HIDUP TANPA TUHAN

Tanilshah
Chapter #4

Déjà Vu #3

Senin, 13 Juli 2015



"Hidup itu seperti pagelaran wayang, dimana kamu menjadi dalang atas naskah semesta yang dituliskan oleh Tuhanmu. Itu salah satu tulisan karya Sujiwo Tejo. Kamu pernah dengar?"



Celoteh seseorang tengah memenuhi seluruh sudut ruang otak ini. Depan sebuah kaca balkon kamar yang tengah digerimisi oleh air hujan, termenung aku oleh kata-katanya.

Nahkah Tuhan. Apa benar? Aku dalangnya? Apa kebualanku di hari ini juga bagian dari naskah semesta? Bukan rencana. Sungguh. Aku tak pernah merencanakan kebualan ini sama sekali. Lantas, apakah aku harus terpenjara seumur hidup dalam bualanku sendiri. Jika bisa, ingin kuhapus bagian ini dari naskah semestaku.

Hei, makhluk berlendir! Gerutuku melengking pada sosok makhluk tak berdosa yang tengah menangringkan diri di sebatang pohon.

Kroook ... kroook ... kroook ...

Iissshhhhhh. Kini, bukan lagi diari, tapi katak hijau itu. Dialah karib ceritaku.

Helai napas penuh kegamangan terhembus kemudian, meninggalkan jejak uap yang menempel dalam bilik kaca. 

Apakah seperti ini naskah semestaku akan bermula? Pungkasku menutup tutur di senja hari itu.

{}{}{}

10 jam yang lalu.

SELAMAT DATANG PESERTA DIDIK BARU SMAN 11 BUKITURA TAHUN PELAJARAN 2015/2016

Sehelai spanduk dengan ukiran kalimat penyambutan, terpancang disebuah gerbang sekolah.

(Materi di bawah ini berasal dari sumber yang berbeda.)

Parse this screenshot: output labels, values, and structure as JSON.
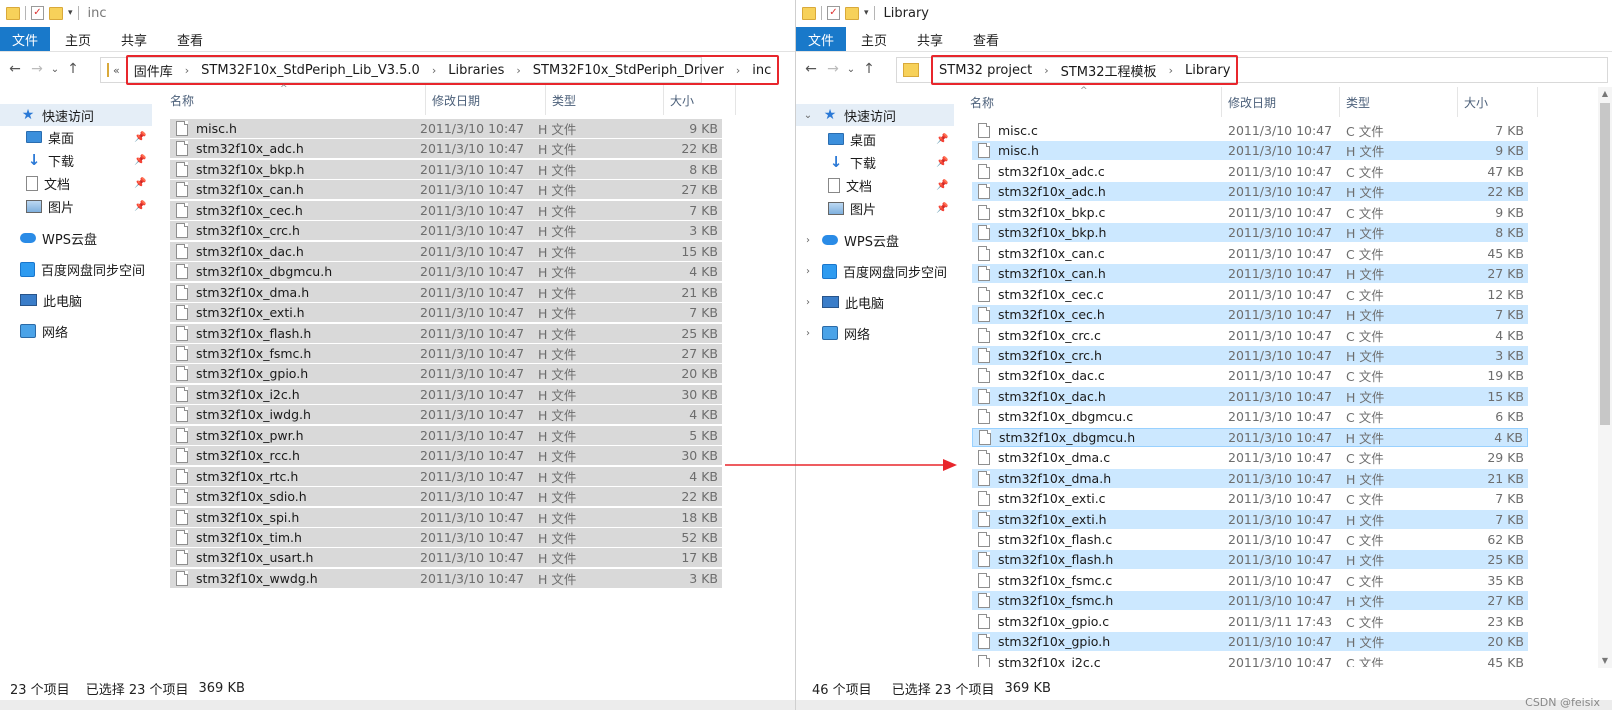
{
  "left": {
    "title": "inc",
    "ribbon": [
      "文件",
      "主页",
      "共享",
      "查看"
    ],
    "addr_prefix": "«",
    "breadcrumbs": [
      "固件库",
      "STM32F10x_StdPeriph_Lib_V3.5.0",
      "Libraries",
      "STM32F10x_StdPeriph_Driver",
      "inc"
    ],
    "columns": [
      "名称",
      "修改日期",
      "类型",
      "大小"
    ],
    "nav": [
      {
        "label": "快速访问",
        "icon": "star-icon",
        "selected": true
      },
      {
        "label": "桌面",
        "icon": "desktop-icon",
        "pinned": true
      },
      {
        "label": "下载",
        "icon": "download-icon",
        "pinned": true
      },
      {
        "label": "文档",
        "icon": "document-icon",
        "pinned": true
      },
      {
        "label": "图片",
        "icon": "pictures-icon",
        "pinned": true
      },
      {
        "label": "WPS云盘",
        "icon": "cloud-icon"
      },
      {
        "label": "百度网盘同步空间",
        "icon": "baidu-netdisk-icon"
      },
      {
        "label": "此电脑",
        "icon": "computer-icon"
      },
      {
        "label": "网络",
        "icon": "network-icon"
      }
    ],
    "files": [
      {
        "name": "misc.h",
        "date": "2011/3/10 10:47",
        "type": "H 文件",
        "size": "9 KB"
      },
      {
        "name": "stm32f10x_adc.h",
        "date": "2011/3/10 10:47",
        "type": "H 文件",
        "size": "22 KB"
      },
      {
        "name": "stm32f10x_bkp.h",
        "date": "2011/3/10 10:47",
        "type": "H 文件",
        "size": "8 KB"
      },
      {
        "name": "stm32f10x_can.h",
        "date": "2011/3/10 10:47",
        "type": "H 文件",
        "size": "27 KB"
      },
      {
        "name": "stm32f10x_cec.h",
        "date": "2011/3/10 10:47",
        "type": "H 文件",
        "size": "7 KB"
      },
      {
        "name": "stm32f10x_crc.h",
        "date": "2011/3/10 10:47",
        "type": "H 文件",
        "size": "3 KB"
      },
      {
        "name": "stm32f10x_dac.h",
        "date": "2011/3/10 10:47",
        "type": "H 文件",
        "size": "15 KB"
      },
      {
        "name": "stm32f10x_dbgmcu.h",
        "date": "2011/3/10 10:47",
        "type": "H 文件",
        "size": "4 KB"
      },
      {
        "name": "stm32f10x_dma.h",
        "date": "2011/3/10 10:47",
        "type": "H 文件",
        "size": "21 KB"
      },
      {
        "name": "stm32f10x_exti.h",
        "date": "2011/3/10 10:47",
        "type": "H 文件",
        "size": "7 KB"
      },
      {
        "name": "stm32f10x_flash.h",
        "date": "2011/3/10 10:47",
        "type": "H 文件",
        "size": "25 KB"
      },
      {
        "name": "stm32f10x_fsmc.h",
        "date": "2011/3/10 10:47",
        "type": "H 文件",
        "size": "27 KB"
      },
      {
        "name": "stm32f10x_gpio.h",
        "date": "2011/3/10 10:47",
        "type": "H 文件",
        "size": "20 KB"
      },
      {
        "name": "stm32f10x_i2c.h",
        "date": "2011/3/10 10:47",
        "type": "H 文件",
        "size": "30 KB"
      },
      {
        "name": "stm32f10x_iwdg.h",
        "date": "2011/3/10 10:47",
        "type": "H 文件",
        "size": "4 KB"
      },
      {
        "name": "stm32f10x_pwr.h",
        "date": "2011/3/10 10:47",
        "type": "H 文件",
        "size": "5 KB"
      },
      {
        "name": "stm32f10x_rcc.h",
        "date": "2011/3/10 10:47",
        "type": "H 文件",
        "size": "30 KB"
      },
      {
        "name": "stm32f10x_rtc.h",
        "date": "2011/3/10 10:47",
        "type": "H 文件",
        "size": "4 KB"
      },
      {
        "name": "stm32f10x_sdio.h",
        "date": "2011/3/10 10:47",
        "type": "H 文件",
        "size": "22 KB"
      },
      {
        "name": "stm32f10x_spi.h",
        "date": "2011/3/10 10:47",
        "type": "H 文件",
        "size": "18 KB"
      },
      {
        "name": "stm32f10x_tim.h",
        "date": "2011/3/10 10:47",
        "type": "H 文件",
        "size": "52 KB"
      },
      {
        "name": "stm32f10x_usart.h",
        "date": "2011/3/10 10:47",
        "type": "H 文件",
        "size": "17 KB"
      },
      {
        "name": "stm32f10x_wwdg.h",
        "date": "2011/3/10 10:47",
        "type": "H 文件",
        "size": "3 KB"
      }
    ],
    "status": {
      "count": "23 个项目",
      "selected": "已选择 23 个项目",
      "size": "369 KB"
    }
  },
  "right": {
    "title": "Library",
    "ribbon": [
      "文件",
      "主页",
      "共享",
      "查看"
    ],
    "breadcrumbs": [
      "STM32 project",
      "STM32工程模板",
      "Library"
    ],
    "columns": [
      "名称",
      "修改日期",
      "类型",
      "大小"
    ],
    "nav": [
      {
        "label": "快速访问",
        "icon": "star-icon",
        "selected": true,
        "expander": "⌄"
      },
      {
        "label": "桌面",
        "icon": "desktop-icon",
        "pinned": true
      },
      {
        "label": "下载",
        "icon": "download-icon",
        "pinned": true
      },
      {
        "label": "文档",
        "icon": "document-icon",
        "pinned": true
      },
      {
        "label": "图片",
        "icon": "pictures-icon",
        "pinned": true
      },
      {
        "label": "WPS云盘",
        "icon": "cloud-icon",
        "expander": "›"
      },
      {
        "label": "百度网盘同步空间",
        "icon": "baidu-netdisk-icon",
        "expander": "›"
      },
      {
        "label": "此电脑",
        "icon": "computer-icon",
        "expander": "›"
      },
      {
        "label": "网络",
        "icon": "network-icon",
        "expander": "›"
      }
    ],
    "files": [
      {
        "name": "misc.c",
        "date": "2011/3/10 10:47",
        "type": "C 文件",
        "size": "7 KB",
        "selected": false
      },
      {
        "name": "misc.h",
        "date": "2011/3/10 10:47",
        "type": "H 文件",
        "size": "9 KB",
        "selected": true
      },
      {
        "name": "stm32f10x_adc.c",
        "date": "2011/3/10 10:47",
        "type": "C 文件",
        "size": "47 KB",
        "selected": false
      },
      {
        "name": "stm32f10x_adc.h",
        "date": "2011/3/10 10:47",
        "type": "H 文件",
        "size": "22 KB",
        "selected": true
      },
      {
        "name": "stm32f10x_bkp.c",
        "date": "2011/3/10 10:47",
        "type": "C 文件",
        "size": "9 KB",
        "selected": false
      },
      {
        "name": "stm32f10x_bkp.h",
        "date": "2011/3/10 10:47",
        "type": "H 文件",
        "size": "8 KB",
        "selected": true
      },
      {
        "name": "stm32f10x_can.c",
        "date": "2011/3/10 10:47",
        "type": "C 文件",
        "size": "45 KB",
        "selected": false
      },
      {
        "name": "stm32f10x_can.h",
        "date": "2011/3/10 10:47",
        "type": "H 文件",
        "size": "27 KB",
        "selected": true
      },
      {
        "name": "stm32f10x_cec.c",
        "date": "2011/3/10 10:47",
        "type": "C 文件",
        "size": "12 KB",
        "selected": false
      },
      {
        "name": "stm32f10x_cec.h",
        "date": "2011/3/10 10:47",
        "type": "H 文件",
        "size": "7 KB",
        "selected": true
      },
      {
        "name": "stm32f10x_crc.c",
        "date": "2011/3/10 10:47",
        "type": "C 文件",
        "size": "4 KB",
        "selected": false
      },
      {
        "name": "stm32f10x_crc.h",
        "date": "2011/3/10 10:47",
        "type": "H 文件",
        "size": "3 KB",
        "selected": true
      },
      {
        "name": "stm32f10x_dac.c",
        "date": "2011/3/10 10:47",
        "type": "C 文件",
        "size": "19 KB",
        "selected": false
      },
      {
        "name": "stm32f10x_dac.h",
        "date": "2011/3/10 10:47",
        "type": "H 文件",
        "size": "15 KB",
        "selected": true
      },
      {
        "name": "stm32f10x_dbgmcu.c",
        "date": "2011/3/10 10:47",
        "type": "C 文件",
        "size": "6 KB",
        "selected": false
      },
      {
        "name": "stm32f10x_dbgmcu.h",
        "date": "2011/3/10 10:47",
        "type": "H 文件",
        "size": "4 KB",
        "selected": true,
        "focused": true
      },
      {
        "name": "stm32f10x_dma.c",
        "date": "2011/3/10 10:47",
        "type": "C 文件",
        "size": "29 KB",
        "selected": false
      },
      {
        "name": "stm32f10x_dma.h",
        "date": "2011/3/10 10:47",
        "type": "H 文件",
        "size": "21 KB",
        "selected": true
      },
      {
        "name": "stm32f10x_exti.c",
        "date": "2011/3/10 10:47",
        "type": "C 文件",
        "size": "7 KB",
        "selected": false
      },
      {
        "name": "stm32f10x_exti.h",
        "date": "2011/3/10 10:47",
        "type": "H 文件",
        "size": "7 KB",
        "selected": true
      },
      {
        "name": "stm32f10x_flash.c",
        "date": "2011/3/10 10:47",
        "type": "C 文件",
        "size": "62 KB",
        "selected": false
      },
      {
        "name": "stm32f10x_flash.h",
        "date": "2011/3/10 10:47",
        "type": "H 文件",
        "size": "25 KB",
        "selected": true
      },
      {
        "name": "stm32f10x_fsmc.c",
        "date": "2011/3/10 10:47",
        "type": "C 文件",
        "size": "35 KB",
        "selected": false
      },
      {
        "name": "stm32f10x_fsmc.h",
        "date": "2011/3/10 10:47",
        "type": "H 文件",
        "size": "27 KB",
        "selected": true
      },
      {
        "name": "stm32f10x_gpio.c",
        "date": "2011/3/11 17:43",
        "type": "C 文件",
        "size": "23 KB",
        "selected": false
      },
      {
        "name": "stm32f10x_gpio.h",
        "date": "2011/3/10 10:47",
        "type": "H 文件",
        "size": "20 KB",
        "selected": true
      },
      {
        "name": "stm32f10x_i2c.c",
        "date": "2011/3/10 10:47",
        "type": "C 文件",
        "size": "45 KB",
        "selected": false
      }
    ],
    "status": {
      "count": "46 个项目",
      "selected": "已选择 23 个项目",
      "size": "369 KB"
    }
  },
  "watermark": "CSDN @feisix",
  "colors": {
    "ribbon_file": "#1979ca",
    "highlight_box": "#e8262c",
    "arrow": "#e8262c",
    "selection_blue": "#cce8ff",
    "selection_gray": "#d9d9d9"
  }
}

Aku adalah bagian di antara ratusan makhluk lain yang diberi kata sambutan itu. "Siswa SMA" begitulah gelar yang kini tersemat dalam diri. Sebuah surga kebebasan pertama, setelah 9 tahun lamanya hanya menjadi siswa homeschooling

Celupan siswa dengan latar belakang suku, agama, budaya dan ekonomi, kompak memakai seragam serupa. Menjejali diri dengan ilmu disebuah sekolah dengan jargon terkenalnya, 'Sekolah Damai dan Toleran'.

Jenjang-jenjang kaki manusia kulihat memenuhi sebuah trotoar jalan. Dan, semua-muanya melangkah ke titik yang sama, yakni gerbang masuk sekolah. Tak terkecuali aku pula.

Seiring langkahku yang mengelok di atas sepatu kets hitam, kuhirup sejuknya udara pagi dari rindangan pepohonan yang berdiri berjenjang sepanjang trotoar jalan. Aroma sedap gurih membaur menelisik bulu hidung. Bebauan itu berasal dari semangkuk bubur sop di pinggir jalan raya yang tak begitu padat oleh lalu lalang kendaraan.

Tak lama saat langkahku sampai di tujuan, kudongakkan wajah kesebuah gapura yang mengatapi gerbangnya. SMAN 11 Bukitura, begitulah tulisan terukir pada gapura yang aku pandangi saat ini.

Okey, Ra. Mari kita mulai awal yang ba—

Kalimat batin yang baru seperdua aku ucap, terpotong oleh gubrakan obrolan tiga orang lelaki. Terlihat dari jelingnya pupil cokelatku ke sebelah kanan, ketiganya tersamar tengah berjalan ke arah aku berdiri saat ini. Akhirnya, kusudutkan kepala mengikuti arah jeling mata.